By training and screening in vivo, our predictions for in vivo results are automatically, dramatically better. This isn’t because we use better AI or more advanced assays. This is because training data comes from the same system as our validation system, cutting away the caveats and unknowns of applying conclusions drawn from one system to another. 
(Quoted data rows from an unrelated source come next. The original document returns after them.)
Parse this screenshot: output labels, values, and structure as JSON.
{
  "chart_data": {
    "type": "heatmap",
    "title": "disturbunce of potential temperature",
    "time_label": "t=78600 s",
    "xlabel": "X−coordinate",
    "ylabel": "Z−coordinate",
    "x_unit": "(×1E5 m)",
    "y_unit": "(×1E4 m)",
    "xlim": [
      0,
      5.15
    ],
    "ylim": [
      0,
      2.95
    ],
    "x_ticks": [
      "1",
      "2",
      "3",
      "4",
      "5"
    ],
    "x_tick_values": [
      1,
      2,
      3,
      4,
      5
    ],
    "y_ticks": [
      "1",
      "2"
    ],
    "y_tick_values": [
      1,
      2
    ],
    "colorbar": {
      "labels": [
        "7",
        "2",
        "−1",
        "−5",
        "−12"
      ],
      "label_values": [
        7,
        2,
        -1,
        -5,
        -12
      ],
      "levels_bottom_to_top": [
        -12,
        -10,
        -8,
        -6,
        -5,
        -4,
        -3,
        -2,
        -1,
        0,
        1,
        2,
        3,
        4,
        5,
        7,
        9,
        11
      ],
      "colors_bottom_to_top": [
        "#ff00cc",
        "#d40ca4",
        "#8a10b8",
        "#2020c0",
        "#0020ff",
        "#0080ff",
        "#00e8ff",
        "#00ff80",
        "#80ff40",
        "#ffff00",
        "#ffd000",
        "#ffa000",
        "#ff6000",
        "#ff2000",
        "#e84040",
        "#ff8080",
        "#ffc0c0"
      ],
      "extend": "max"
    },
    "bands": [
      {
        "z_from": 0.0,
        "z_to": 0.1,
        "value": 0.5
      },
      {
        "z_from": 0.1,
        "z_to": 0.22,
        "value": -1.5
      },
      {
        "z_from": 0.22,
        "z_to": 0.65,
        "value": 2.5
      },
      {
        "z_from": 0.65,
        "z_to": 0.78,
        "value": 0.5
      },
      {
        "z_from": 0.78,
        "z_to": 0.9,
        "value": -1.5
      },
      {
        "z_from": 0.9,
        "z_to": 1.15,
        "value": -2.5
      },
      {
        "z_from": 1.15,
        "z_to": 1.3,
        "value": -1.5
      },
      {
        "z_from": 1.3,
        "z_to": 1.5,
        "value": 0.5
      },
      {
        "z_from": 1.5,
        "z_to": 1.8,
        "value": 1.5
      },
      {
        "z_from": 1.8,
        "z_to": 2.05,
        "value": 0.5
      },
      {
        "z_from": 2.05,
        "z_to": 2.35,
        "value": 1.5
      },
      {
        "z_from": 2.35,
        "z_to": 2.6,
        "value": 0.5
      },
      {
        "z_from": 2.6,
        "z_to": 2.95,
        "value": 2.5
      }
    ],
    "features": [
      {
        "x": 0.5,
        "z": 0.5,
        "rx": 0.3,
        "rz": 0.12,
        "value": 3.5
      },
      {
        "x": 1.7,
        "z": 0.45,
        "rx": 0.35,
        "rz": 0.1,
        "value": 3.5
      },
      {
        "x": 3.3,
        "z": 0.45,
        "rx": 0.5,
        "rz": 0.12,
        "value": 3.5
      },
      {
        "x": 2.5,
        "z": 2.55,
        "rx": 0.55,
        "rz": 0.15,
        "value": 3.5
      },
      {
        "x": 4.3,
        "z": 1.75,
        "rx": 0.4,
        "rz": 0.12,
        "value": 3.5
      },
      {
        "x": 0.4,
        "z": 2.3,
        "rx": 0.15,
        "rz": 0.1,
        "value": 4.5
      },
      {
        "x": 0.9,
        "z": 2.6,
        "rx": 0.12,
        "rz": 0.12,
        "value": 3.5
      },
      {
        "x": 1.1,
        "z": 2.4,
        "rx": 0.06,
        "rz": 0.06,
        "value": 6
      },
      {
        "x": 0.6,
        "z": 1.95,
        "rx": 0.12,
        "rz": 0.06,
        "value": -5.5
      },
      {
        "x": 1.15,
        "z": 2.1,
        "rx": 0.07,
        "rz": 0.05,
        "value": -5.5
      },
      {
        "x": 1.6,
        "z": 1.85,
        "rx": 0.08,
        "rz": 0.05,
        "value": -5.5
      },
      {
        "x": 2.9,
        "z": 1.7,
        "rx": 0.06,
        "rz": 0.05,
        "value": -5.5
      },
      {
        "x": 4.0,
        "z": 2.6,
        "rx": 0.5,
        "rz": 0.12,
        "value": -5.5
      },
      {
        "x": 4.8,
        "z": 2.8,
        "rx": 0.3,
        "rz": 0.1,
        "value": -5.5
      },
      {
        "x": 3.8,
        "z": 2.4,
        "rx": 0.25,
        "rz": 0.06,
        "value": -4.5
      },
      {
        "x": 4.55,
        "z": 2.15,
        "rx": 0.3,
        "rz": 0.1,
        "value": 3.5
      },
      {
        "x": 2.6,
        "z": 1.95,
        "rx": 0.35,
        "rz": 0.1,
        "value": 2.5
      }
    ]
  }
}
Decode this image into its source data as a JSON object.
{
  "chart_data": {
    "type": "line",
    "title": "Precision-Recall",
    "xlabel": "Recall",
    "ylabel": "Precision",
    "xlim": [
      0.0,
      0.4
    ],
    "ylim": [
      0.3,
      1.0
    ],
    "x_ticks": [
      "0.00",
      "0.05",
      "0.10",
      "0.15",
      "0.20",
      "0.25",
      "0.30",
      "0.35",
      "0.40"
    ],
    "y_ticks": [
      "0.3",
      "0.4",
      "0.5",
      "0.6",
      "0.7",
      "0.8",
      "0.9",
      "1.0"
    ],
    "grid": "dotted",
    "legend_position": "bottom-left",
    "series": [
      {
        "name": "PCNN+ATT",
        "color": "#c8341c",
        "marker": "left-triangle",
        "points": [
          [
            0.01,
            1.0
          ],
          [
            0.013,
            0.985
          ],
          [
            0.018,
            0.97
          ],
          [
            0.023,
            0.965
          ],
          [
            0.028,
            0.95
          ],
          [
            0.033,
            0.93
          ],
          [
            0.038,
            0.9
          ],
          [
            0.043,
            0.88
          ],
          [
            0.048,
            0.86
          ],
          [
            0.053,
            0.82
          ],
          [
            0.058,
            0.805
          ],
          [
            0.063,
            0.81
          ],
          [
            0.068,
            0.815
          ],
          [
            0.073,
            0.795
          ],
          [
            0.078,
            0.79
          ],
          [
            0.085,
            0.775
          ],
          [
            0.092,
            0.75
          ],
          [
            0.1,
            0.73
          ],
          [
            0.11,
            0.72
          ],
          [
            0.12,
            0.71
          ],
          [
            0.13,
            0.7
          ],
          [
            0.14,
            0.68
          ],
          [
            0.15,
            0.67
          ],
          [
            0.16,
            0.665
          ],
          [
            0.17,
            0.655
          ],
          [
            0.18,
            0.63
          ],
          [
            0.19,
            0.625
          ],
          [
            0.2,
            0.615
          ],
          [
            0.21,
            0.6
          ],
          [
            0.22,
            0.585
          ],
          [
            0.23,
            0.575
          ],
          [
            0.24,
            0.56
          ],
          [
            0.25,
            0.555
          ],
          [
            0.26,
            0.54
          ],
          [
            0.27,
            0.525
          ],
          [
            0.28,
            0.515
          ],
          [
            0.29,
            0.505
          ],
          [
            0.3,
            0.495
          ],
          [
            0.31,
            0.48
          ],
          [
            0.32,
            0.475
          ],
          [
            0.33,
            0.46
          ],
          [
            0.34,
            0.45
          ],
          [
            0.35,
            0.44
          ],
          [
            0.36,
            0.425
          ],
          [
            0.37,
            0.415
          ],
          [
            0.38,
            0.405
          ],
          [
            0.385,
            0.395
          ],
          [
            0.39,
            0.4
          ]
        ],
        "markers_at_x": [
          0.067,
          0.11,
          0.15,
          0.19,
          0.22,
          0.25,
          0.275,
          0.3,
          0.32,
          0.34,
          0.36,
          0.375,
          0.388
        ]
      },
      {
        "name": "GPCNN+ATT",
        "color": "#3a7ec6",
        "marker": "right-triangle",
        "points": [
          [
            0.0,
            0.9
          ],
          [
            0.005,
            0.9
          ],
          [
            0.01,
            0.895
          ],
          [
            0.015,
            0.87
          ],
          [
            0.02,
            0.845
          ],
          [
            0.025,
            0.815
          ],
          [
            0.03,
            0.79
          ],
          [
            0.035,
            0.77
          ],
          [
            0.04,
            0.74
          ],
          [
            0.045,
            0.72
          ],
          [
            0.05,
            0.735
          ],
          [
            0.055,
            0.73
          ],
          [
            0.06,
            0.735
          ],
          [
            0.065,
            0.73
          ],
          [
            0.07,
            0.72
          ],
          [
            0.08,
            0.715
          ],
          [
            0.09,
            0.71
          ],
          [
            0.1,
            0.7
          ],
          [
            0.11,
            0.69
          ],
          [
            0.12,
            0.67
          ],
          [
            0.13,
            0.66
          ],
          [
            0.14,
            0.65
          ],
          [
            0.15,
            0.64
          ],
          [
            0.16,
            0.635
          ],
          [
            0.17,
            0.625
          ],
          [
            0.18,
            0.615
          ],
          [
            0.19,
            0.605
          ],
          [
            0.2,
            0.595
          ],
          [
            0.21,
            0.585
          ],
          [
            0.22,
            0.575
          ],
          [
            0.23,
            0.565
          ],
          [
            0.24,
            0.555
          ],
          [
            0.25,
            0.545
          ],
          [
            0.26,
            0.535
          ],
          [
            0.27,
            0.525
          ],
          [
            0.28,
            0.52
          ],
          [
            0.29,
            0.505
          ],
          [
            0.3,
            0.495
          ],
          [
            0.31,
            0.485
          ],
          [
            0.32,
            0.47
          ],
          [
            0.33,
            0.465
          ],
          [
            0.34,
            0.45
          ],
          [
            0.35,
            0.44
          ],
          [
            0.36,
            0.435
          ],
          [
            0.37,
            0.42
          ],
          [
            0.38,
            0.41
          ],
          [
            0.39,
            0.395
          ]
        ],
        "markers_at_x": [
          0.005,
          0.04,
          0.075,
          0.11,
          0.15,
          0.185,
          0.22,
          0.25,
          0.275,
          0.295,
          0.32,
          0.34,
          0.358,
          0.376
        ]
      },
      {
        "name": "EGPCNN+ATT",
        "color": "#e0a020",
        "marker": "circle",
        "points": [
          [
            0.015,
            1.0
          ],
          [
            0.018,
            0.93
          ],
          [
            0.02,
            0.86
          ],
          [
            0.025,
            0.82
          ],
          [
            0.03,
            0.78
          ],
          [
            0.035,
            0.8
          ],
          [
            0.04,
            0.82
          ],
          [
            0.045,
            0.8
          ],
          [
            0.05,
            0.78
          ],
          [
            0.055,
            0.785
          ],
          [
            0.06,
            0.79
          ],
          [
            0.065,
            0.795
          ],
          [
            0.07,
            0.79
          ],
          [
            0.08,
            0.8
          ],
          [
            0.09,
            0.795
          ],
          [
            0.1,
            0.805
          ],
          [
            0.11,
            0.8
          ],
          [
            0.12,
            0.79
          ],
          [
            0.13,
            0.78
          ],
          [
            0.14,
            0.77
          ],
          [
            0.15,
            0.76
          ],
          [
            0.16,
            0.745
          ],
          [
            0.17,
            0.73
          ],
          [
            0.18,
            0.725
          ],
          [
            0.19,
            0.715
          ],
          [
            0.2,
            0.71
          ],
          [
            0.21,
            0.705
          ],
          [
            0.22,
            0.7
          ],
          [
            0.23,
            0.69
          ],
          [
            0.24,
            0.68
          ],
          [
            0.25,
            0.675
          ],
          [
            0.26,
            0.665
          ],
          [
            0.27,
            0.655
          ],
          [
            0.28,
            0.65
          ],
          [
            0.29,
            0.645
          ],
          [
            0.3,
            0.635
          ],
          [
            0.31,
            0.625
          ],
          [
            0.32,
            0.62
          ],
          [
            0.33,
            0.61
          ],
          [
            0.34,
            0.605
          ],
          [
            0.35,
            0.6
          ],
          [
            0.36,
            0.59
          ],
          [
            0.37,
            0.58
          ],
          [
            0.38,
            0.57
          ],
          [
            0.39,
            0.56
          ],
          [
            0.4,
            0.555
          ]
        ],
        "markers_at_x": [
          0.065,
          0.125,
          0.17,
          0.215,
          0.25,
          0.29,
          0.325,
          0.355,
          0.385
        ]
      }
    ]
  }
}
We can make this training data even more predictive by screening in models that share traits like anatomy and origin of disease. The expense of in vivo experiments lies in the animal model, especially when going beyond young mice. Since we can screen thousands of therapeutics with high confidence, we can bear the cost of much more advanced animal models (we call these Patient Avatars). This directly improves clinical translation:

Finally, our platform can produce biologically validated therapeutics at scale. This means that rather than pushing forward a single target/drug that takes millions in sunk cost before assessing whether it looks good enough to advance to trials, we produce dozens of clinically viable therapeutics, rigorously evaluate their potential, and nominate the best for clinical trials.

Curing complex, age-related disease

Current applications of AI to drug discovery miss the forest for the trees. AI is used to make the existing drug discovery paradigm more efficient, but the opportunity to correct structural flaws in the legacy discovery process is missed. We believe this has led to the questionable success AI has had in improving drug discovery thus far. 

If taken advantage of maximally, existing AI technology has the capacity to radically alter our ability to discover breakthrough drugs, particularly in the complex, age-related disorders that have stymied discovery efforts thus far.